Outside of this secure wipe thing, disk encryption as you describe makes no sense security-wise, because one may assume that an attacker stealing the disk will get the controller with it, including the key... unless the controller does not have the key. This may be a "password-protected disk" in which the encryption key is derived from a password entered at boot-time. If the encryption key is not permanently stored in the disk itself, then encryption at the controller level makes sense because there is little point in doing that in the CPU, unless the attack model supposes that the attacker can spy on the SATA bus. In the realistic model where the attacker is someone who steals the disk (or the whole laptop -- it has better be shut down, not merely put in sleeping mode !), disk encryption is about keeping confidentiality of the data as itself, so encryption has to occur "somewhere" before actual storage, but it can be in the controller.

Of course, nothing says that the encryption is done properly. It is not exactly trivial to go from AES, an algorithm which encrypts 128-bit blocks, to a system which encrypts a whole disk, without leaking information on the encrypted data, while still allowing random read and write access. At least, the "attacker steals the powered down laptop" makes things relatively simple: we do not have to fear active attacks (the attacker does not give the laptop back) and there is no concern about chosen plaintext/ciphertext attacks as well. A simple CTR mode would be fine (I am not claiming that's what any SSD does, only that it would be how I would do it myself).

Answer 2

Caution: You are jumping to unwarranted conclusions. The correct conclusion to draw from that forum thread is that one commercially available SSD implements encryption in a stupid way. This by no means implies that all SSDs are flawed or that encryption on SSDs is always pointless.

Detailed answer: There are two kinds of disk encryption: hardware encryption and software encryption.

The difference is in where the encryption is performed. Either can be used securely, as long as it is designed and implemented appropriately. (The OCZ implementation referred to in the forum thread you linked to apparently was not designed and implemented appropriately.)

Software encryption is the easiest to set up and use, from a user's perspective. There are several software products that will perform the full-disk encryption for you, at the software level. For instance, Truecrypt is well-regarded, and PGP also has a well-regarded product. These systems are compatible with SSDs and can be used to encrypt data stored on the SSD. The key is derived from a passphrase that the user enters in, and the key is not stored on the SSD, so there is nothing to extract from the SSD and no way for someone who gains physical access to your SSD to get at your key or data (except by guessing your passphrase).

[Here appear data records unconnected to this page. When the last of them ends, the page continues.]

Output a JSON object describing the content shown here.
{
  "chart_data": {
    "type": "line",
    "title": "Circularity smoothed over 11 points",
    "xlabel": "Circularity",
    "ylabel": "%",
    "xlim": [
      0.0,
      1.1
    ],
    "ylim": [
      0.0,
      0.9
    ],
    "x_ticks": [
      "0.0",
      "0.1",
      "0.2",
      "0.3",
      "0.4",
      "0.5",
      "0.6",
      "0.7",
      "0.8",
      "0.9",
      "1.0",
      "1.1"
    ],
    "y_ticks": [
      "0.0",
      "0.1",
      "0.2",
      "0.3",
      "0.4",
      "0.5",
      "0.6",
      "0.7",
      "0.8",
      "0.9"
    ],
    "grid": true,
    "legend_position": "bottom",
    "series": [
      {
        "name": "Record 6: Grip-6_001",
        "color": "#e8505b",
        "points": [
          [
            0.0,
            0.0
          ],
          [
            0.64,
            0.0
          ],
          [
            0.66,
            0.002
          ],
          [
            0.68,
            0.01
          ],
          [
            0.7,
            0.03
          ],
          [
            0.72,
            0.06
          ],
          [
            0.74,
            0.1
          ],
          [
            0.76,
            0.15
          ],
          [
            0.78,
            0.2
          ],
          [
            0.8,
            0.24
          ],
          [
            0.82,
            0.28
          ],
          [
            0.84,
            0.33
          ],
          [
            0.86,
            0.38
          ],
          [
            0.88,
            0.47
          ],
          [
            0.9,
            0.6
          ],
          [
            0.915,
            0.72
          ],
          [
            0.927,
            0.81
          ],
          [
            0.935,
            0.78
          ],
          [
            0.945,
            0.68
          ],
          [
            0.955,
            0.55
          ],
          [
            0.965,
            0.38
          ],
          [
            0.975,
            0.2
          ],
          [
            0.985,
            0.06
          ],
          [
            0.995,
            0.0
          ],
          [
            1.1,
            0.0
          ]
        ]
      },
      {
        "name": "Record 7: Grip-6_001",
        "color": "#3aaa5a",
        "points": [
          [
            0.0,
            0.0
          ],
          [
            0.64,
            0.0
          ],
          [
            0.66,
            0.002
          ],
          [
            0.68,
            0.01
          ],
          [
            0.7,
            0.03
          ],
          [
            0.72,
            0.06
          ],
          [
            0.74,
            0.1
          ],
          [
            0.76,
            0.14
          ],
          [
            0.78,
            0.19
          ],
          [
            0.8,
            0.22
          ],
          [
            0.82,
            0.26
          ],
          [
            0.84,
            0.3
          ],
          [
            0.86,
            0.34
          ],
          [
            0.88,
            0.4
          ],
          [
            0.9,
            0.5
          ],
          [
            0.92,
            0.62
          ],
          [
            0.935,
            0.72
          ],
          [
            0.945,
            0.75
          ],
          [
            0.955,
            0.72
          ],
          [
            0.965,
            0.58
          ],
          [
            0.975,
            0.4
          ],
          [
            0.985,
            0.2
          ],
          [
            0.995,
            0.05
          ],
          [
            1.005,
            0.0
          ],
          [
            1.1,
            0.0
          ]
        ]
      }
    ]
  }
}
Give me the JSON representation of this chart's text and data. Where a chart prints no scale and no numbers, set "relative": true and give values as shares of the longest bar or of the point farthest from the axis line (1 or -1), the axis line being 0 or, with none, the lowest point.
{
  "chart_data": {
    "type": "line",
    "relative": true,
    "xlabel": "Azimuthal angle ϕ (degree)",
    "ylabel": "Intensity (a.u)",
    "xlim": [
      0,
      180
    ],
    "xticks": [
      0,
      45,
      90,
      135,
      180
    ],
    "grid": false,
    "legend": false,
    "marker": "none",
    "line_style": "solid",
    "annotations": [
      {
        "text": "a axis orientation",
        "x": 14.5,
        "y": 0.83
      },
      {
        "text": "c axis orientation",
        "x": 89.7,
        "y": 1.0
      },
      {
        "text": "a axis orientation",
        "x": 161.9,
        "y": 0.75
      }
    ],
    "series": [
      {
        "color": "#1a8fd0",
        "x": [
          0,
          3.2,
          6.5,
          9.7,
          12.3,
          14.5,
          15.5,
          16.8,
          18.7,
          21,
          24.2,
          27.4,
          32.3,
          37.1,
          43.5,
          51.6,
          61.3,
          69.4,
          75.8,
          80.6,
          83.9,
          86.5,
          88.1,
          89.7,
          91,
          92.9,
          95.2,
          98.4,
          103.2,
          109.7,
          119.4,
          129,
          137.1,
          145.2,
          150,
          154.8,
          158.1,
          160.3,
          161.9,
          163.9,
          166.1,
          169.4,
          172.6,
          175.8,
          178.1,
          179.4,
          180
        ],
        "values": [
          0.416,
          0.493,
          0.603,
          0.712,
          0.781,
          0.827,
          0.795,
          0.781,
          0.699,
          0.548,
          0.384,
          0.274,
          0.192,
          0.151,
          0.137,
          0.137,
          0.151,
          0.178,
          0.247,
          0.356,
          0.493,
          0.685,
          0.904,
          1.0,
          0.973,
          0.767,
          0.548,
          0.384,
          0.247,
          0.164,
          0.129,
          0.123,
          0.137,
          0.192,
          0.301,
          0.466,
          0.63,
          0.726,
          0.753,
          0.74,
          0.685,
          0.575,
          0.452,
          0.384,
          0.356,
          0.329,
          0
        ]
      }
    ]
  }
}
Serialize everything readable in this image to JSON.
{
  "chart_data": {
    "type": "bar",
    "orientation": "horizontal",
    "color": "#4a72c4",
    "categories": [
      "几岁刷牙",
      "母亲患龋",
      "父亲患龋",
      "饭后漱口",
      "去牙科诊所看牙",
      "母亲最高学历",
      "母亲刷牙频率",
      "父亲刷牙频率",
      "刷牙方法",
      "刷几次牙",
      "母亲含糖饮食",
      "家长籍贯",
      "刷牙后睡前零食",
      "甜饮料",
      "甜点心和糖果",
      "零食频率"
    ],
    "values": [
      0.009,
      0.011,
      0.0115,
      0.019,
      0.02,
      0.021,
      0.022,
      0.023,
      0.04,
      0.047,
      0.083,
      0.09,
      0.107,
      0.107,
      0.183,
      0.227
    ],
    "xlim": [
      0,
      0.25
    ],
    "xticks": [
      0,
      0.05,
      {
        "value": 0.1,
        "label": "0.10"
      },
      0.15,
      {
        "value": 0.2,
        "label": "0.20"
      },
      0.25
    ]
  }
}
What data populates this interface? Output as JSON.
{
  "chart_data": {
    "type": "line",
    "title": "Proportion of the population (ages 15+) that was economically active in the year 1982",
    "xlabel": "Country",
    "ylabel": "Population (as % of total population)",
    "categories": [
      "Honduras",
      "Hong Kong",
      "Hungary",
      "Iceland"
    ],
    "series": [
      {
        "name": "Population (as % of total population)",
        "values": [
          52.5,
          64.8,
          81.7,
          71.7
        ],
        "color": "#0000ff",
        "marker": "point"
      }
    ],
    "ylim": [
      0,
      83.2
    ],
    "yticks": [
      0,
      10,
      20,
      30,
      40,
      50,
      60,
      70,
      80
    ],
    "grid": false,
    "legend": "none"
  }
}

Hardware encryption requires support from the drive and/or its controller. It is possible to implement hardware encryption in a secure way. For instance, the user can enter a passphrase, and the passphrase can be communicated to the hardware (but never stored in persistent storage) to use as a key for encryption. Unfortunately, there is a history out there of some drive manufacturers who advertise hardware disk encryption, but implement it in a dumb way that negates the security advantages, so it is buyer beware here.